Many times people will attempt to compare Moses and Jesus. Moses is perhaps the second most important man of Jewish history. He transformed himself from a cowering shepherd to a leader among men. However, Jesus was and is the Great Shepherd for all the people who will follow Him.
Moses acknowledges the greatness of the Messiah at the Mount of Transfiguration when he stands alongside Elijah to pronounce that no one is above Messiah Jesus. Moses was a leader unsurpassed by any other man; however, even Moses pales in comparison to a Savior who redeems His people by dying for them.
Haftorah – Ezekiel Chapter 36
The Haftorah reading comes from a portion of the Prophets that relates to the reading from the Torah portion. Today we’ll end with these words from the end of Ezekiel 36:
27And I will put My spirit within you and bring it about that you will walk in My statutes and you will keep My ordinances and do [them].
28Then will you dwell in the land that I gave your fathers, and you will be a people to Me, and I will be to you as a God…
36And the nations that are left round about you shall know that I, the Lord, have built up the ruined places and have planted the desolate ones; I, the Lord, have spoken, and I will perform [it].

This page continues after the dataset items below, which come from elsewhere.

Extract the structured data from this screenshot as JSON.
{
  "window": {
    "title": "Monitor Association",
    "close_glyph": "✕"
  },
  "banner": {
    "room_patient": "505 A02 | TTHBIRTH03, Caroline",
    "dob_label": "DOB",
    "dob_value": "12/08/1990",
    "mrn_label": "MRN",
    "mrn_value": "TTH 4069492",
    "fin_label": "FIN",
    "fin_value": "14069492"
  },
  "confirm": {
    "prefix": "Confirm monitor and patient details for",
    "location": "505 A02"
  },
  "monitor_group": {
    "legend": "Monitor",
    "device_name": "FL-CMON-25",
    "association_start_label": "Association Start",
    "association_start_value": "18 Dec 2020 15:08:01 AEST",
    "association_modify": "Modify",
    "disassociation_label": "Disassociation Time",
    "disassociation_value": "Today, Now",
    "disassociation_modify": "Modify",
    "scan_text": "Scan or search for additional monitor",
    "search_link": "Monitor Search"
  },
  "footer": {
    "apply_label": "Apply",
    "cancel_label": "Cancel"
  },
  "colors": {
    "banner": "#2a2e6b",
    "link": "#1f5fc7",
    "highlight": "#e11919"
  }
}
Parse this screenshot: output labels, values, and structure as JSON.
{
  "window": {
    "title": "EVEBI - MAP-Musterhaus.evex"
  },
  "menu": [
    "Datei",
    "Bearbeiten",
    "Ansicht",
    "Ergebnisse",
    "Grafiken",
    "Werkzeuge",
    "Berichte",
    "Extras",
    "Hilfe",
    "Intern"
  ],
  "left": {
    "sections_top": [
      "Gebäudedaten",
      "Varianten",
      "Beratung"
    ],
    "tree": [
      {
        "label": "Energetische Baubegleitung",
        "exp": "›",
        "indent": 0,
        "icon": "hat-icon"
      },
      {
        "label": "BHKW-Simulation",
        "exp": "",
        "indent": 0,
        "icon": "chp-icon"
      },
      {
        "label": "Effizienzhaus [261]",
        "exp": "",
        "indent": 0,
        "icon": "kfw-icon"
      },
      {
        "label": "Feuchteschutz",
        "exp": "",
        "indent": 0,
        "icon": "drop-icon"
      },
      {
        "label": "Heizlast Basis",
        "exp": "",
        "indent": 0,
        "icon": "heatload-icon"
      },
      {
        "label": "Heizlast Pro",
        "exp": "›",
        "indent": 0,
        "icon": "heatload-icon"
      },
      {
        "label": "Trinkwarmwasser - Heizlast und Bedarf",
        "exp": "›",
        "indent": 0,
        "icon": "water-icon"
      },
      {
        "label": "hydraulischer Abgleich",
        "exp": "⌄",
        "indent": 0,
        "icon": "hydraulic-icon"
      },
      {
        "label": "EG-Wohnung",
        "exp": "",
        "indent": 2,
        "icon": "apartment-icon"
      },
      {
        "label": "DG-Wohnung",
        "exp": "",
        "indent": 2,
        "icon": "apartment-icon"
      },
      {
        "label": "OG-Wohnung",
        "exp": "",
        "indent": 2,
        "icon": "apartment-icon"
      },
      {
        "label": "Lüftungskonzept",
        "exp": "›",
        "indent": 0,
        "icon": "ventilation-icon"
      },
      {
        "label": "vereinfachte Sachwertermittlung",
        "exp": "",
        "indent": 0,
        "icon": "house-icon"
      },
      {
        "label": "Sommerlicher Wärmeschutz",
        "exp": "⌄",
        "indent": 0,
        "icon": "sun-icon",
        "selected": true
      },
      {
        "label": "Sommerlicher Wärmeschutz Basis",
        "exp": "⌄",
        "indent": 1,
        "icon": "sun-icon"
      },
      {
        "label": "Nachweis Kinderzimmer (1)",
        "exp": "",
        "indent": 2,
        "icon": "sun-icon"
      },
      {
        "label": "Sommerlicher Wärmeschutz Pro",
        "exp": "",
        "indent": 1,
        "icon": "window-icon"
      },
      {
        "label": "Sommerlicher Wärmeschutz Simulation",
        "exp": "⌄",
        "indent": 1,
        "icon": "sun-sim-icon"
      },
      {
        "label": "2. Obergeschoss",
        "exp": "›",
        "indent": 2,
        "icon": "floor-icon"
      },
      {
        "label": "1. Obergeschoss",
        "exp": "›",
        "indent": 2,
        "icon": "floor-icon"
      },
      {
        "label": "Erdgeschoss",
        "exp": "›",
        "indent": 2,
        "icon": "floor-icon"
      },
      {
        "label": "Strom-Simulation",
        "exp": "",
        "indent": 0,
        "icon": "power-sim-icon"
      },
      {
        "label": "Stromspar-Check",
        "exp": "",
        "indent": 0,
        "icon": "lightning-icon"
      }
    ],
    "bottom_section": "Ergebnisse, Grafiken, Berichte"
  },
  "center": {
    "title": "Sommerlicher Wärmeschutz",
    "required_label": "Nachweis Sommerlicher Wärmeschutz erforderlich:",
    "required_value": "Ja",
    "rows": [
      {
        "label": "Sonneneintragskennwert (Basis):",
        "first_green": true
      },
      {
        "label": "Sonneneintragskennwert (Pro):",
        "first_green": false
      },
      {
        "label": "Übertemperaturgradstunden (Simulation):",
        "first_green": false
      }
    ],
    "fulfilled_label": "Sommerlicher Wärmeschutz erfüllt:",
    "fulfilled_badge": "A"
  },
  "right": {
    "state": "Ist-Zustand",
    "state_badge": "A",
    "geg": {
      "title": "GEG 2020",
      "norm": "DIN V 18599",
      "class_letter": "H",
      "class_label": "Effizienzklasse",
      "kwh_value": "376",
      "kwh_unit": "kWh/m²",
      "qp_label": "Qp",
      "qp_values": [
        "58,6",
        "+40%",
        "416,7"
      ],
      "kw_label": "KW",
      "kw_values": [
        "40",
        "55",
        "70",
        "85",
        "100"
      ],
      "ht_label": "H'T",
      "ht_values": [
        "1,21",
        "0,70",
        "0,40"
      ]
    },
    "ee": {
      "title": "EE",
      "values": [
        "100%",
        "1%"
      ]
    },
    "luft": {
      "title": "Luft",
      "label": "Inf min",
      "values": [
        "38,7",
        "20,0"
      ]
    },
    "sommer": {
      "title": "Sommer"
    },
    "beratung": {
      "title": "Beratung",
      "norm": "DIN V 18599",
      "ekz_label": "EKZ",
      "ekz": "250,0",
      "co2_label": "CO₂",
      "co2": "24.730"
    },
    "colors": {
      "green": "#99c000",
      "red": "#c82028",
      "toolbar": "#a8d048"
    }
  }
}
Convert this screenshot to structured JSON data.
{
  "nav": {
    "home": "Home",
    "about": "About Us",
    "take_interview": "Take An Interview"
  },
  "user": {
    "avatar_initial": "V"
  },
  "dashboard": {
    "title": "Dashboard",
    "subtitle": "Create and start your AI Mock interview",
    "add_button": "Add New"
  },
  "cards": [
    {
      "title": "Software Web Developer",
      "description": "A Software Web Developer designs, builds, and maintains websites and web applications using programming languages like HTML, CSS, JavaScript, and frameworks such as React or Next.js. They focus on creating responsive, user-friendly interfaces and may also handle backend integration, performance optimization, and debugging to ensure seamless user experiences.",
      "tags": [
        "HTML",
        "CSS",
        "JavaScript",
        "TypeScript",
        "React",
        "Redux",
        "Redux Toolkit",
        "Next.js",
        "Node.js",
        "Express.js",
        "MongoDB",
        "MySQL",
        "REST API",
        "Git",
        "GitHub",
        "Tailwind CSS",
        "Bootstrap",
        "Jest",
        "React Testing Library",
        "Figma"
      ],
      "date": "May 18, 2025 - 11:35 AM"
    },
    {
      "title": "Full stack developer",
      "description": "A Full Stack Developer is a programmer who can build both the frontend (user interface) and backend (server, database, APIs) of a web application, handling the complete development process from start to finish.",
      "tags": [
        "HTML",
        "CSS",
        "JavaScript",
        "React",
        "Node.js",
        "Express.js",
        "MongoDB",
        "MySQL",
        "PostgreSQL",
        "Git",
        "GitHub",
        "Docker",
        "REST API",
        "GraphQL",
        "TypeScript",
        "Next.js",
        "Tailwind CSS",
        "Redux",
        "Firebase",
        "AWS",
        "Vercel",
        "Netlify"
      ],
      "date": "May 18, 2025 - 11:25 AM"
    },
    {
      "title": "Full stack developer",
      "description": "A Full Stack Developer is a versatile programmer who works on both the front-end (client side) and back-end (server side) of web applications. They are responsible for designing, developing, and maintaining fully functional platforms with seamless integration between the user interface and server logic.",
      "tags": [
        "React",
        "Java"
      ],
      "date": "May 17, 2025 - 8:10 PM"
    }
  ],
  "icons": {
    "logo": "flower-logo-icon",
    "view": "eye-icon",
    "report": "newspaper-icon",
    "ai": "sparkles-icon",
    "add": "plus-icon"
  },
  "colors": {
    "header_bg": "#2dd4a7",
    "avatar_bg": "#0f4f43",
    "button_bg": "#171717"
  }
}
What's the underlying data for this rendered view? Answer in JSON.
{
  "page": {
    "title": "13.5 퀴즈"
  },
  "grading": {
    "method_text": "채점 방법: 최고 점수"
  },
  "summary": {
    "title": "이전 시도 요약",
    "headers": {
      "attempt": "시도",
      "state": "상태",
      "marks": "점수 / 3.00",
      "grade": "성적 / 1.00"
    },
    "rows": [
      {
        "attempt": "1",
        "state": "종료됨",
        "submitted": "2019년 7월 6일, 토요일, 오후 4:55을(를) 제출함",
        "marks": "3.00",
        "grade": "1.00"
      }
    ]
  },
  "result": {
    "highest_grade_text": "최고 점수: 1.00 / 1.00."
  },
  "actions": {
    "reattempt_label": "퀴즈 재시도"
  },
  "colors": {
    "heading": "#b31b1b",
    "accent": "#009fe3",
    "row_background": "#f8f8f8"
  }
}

Lord God, thank you for keeping the words of the Torah and Prophets throughout all the generations. Thank you for allowing us to know your Son and, through Him, salvation history. Father, we turn our eyes to today’s Israel where we see You have built up the ruined places and continue returning the Jewish people from all the corners of the earth. We wait, O Lord, for Messiah Jesus’ return and the turning of all the hearts in that ancient land to You. Amen.